あとは言峰がぼちぼちはっちゃけ始めているという点がドキドキが止まらないですね。Zeroは切嗣の物語であると同時に言峰の物語でもある。というか既に完成された機械である切嗣と、変わりゆく言峰、どちらが主人公かと言われると言峰なのかも知れないですが。たちの悪い金ぴかにそそのかされて己の本性に迫っていく言峰、彼の暗躍の一挙手一投足が緊張を読者に投げつけてくるようで、目が離せませんね。

4巻。煉獄の炎。終末。そうとしか言いようのない怒濤の展開。はじめのinterludeはまさか手に取る本を間違ったかと思わせるような雰囲気でいて、この物語の根底を形作る重要な鍵。それを脳の片隅に丁寧に飾り付けた後にやってくるのは息つく間もないスピード感溢れる物語。全4巻中最も分厚いにも拘わらず、駆け抜けるように読まされてしまうから長さが全くもって意識されないという圧倒的な筆致。やられたー、と思わざるを得ないわけですよ。
全ての決着は必然的で、その救われ無さも圧倒的。ライダーとウェイバーはやられ組であるにも関わらず唯一悲壮感が無いですが、うーん、ライダーには勝ってほしかったなあ。無理とは分かっていても願わずにはいられない運命の逆転。かの王が負けるなんて嘘だろう、と思ってしまうくらい、ウェイバーと同じくらいに僕は今ライダーに惚れてしまっているわけですよ。まさに王道。セイバーとは全く異なる、アーチャーとも全く異なる、人間として最も望ましい圧倒的な人望に支えられた覇道。こいつが勝てないなんて嘘でしょ、みたいな感じですね。
バーサーカーの方は、まあ結末は結構あっけなかったですね。セイバーを敗北させつつ生き残らせるにはそれしかなかったと言うことか。そして騎士王をより一層聖杯にこだわらせる一つの契機となった戦いでもあると。勝てる道理のない場面、というのを個々まで絶望的に描き出すというのは凄いことですね。
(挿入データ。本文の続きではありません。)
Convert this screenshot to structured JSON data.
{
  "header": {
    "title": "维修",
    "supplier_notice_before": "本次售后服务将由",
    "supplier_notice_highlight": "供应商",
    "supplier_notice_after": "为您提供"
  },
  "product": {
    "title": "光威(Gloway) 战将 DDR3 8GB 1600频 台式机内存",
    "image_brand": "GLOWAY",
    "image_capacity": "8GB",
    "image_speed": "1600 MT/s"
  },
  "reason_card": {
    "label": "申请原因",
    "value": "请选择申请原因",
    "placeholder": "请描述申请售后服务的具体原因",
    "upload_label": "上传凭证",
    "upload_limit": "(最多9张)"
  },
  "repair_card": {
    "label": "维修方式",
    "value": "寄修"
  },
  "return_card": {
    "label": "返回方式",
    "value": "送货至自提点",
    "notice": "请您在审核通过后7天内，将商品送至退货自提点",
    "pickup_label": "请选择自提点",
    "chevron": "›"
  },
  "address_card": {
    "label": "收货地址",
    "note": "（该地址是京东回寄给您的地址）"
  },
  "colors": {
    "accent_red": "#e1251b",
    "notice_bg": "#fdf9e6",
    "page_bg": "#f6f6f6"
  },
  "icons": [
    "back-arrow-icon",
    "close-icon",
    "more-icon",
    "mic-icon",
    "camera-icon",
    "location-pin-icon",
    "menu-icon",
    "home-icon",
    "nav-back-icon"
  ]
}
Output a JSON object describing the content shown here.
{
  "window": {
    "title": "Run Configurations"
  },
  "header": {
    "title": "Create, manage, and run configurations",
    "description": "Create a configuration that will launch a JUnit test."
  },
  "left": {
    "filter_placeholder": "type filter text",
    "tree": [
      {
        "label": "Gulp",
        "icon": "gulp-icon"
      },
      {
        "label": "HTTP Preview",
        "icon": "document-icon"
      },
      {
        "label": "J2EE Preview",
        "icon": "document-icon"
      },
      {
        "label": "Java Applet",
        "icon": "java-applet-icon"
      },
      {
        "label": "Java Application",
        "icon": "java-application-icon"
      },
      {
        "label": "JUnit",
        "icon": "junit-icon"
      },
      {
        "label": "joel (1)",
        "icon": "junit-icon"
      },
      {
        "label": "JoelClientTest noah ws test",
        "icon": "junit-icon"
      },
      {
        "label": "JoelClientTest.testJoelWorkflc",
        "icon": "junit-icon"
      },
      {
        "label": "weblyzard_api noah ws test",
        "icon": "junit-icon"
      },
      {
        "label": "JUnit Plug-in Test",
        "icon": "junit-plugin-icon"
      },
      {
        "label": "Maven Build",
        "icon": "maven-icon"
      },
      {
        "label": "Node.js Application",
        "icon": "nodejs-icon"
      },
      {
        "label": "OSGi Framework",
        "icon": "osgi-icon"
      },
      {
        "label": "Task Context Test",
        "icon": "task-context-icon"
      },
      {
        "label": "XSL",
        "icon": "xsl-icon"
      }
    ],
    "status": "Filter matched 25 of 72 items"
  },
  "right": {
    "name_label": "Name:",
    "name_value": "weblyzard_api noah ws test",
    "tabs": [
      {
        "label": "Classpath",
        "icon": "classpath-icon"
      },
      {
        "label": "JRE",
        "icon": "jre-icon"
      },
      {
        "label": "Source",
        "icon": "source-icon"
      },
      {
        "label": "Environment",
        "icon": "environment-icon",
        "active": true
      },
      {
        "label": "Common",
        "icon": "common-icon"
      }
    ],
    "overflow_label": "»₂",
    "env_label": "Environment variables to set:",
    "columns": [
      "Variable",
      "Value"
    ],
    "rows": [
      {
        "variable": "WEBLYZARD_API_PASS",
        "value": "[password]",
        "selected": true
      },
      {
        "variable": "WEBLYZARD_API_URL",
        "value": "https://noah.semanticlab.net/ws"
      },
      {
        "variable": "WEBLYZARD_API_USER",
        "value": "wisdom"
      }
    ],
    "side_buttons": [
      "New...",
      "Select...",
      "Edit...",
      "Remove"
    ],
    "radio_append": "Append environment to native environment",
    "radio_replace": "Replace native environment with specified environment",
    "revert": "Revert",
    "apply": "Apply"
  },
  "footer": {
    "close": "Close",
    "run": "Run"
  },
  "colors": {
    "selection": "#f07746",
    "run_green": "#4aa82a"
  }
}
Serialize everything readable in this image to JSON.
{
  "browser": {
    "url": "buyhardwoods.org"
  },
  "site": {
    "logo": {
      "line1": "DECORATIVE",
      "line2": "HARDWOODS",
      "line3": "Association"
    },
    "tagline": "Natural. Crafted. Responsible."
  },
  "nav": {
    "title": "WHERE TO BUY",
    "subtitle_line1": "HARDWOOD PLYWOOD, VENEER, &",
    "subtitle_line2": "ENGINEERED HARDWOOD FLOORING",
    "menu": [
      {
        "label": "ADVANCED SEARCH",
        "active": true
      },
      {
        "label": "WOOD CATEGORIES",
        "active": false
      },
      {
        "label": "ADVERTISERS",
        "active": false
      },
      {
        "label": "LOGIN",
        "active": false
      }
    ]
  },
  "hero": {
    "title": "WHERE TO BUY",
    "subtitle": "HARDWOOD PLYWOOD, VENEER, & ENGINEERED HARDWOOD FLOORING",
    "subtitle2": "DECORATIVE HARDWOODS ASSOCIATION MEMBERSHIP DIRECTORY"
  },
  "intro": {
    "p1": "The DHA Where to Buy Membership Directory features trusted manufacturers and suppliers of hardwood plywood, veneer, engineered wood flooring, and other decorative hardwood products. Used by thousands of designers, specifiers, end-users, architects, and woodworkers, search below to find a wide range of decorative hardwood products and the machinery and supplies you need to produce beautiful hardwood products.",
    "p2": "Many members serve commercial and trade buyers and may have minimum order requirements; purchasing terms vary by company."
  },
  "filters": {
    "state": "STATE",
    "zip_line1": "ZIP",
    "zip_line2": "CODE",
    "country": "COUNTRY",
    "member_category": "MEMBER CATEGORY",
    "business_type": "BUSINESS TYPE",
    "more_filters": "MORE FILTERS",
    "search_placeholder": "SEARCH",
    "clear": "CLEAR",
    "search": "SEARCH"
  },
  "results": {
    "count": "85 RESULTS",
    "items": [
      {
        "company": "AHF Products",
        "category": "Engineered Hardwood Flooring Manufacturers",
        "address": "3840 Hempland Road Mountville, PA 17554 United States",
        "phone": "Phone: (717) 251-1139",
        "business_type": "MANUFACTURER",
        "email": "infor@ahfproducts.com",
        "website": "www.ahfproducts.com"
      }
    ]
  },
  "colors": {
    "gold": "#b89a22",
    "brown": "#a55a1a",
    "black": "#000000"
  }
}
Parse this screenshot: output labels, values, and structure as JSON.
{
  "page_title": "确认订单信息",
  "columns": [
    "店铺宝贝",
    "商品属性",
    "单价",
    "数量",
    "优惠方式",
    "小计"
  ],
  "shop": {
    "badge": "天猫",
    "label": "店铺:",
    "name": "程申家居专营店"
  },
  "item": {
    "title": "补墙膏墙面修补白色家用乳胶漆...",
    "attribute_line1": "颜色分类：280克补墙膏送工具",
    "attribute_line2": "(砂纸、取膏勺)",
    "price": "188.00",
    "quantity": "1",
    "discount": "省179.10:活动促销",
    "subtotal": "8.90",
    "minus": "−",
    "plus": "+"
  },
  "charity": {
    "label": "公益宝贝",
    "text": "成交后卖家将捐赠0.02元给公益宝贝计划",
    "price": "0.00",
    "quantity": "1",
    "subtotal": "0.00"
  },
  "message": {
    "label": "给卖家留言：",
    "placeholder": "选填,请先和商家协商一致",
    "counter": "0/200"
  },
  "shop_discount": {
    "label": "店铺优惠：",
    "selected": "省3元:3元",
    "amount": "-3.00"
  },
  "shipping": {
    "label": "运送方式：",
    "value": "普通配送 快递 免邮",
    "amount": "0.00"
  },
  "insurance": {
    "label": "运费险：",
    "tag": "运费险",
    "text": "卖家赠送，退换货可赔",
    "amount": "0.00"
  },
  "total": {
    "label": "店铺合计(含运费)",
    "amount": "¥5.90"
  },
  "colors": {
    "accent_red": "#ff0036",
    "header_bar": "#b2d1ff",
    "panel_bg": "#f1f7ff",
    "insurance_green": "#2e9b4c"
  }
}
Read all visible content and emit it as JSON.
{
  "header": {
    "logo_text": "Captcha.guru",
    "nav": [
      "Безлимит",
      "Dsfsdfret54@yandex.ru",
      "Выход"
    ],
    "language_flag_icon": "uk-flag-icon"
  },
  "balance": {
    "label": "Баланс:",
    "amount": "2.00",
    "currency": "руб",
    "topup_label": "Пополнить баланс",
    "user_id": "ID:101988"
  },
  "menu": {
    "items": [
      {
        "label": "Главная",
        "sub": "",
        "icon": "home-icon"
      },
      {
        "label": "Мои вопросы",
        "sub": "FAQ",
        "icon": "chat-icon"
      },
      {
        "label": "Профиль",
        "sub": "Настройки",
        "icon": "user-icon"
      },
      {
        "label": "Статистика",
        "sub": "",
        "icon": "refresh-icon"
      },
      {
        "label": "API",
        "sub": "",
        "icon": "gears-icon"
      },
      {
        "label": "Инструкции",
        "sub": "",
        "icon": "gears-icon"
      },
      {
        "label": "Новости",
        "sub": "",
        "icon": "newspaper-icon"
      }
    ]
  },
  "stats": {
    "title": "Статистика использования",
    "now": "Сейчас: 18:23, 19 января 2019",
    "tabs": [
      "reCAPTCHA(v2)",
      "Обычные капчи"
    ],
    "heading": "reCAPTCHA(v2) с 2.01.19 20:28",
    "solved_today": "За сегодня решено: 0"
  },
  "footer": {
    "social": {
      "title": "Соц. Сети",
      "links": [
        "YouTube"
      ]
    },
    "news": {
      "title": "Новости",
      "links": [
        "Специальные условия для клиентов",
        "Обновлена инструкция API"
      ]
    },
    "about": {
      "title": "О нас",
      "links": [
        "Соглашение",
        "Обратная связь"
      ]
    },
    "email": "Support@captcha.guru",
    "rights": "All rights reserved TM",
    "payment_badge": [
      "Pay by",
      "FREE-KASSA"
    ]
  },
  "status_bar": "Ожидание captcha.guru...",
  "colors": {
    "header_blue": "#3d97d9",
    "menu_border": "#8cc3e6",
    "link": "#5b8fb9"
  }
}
聖杯の中の人を巡る切嗣の逡巡は、この物語の要にして究極の問いでしたね。アレを乗り越えたと言う意味で、やはり切嗣は正義の味方だったのだと思います。例え結果が災害を引き起こしてしまったとしても、あそこで聖杯を壊す決断を出来た切嗣は正義の味方に他ならない。正義、などと口にすれば陳腐にしか聞こえない事柄を堂々と掲げて戦った一人の男の物語、彼が得たものはほとんど無く、彼が救えたものはほとんど無く、それでもその生き様には確かに正義が見えた。

二次展開、そう呼ぶにはこの物語は壮大すぎて、そしてあまりにもFate世界に基づきすぎている。ここまでやれる虚淵玄を本当に尊敬しますよ。でも多分ゲームはやらないんですけど。ていうか今忙しすぎるんで。
凄かった。本当に凄かった。終わってみれば、それに尽きる。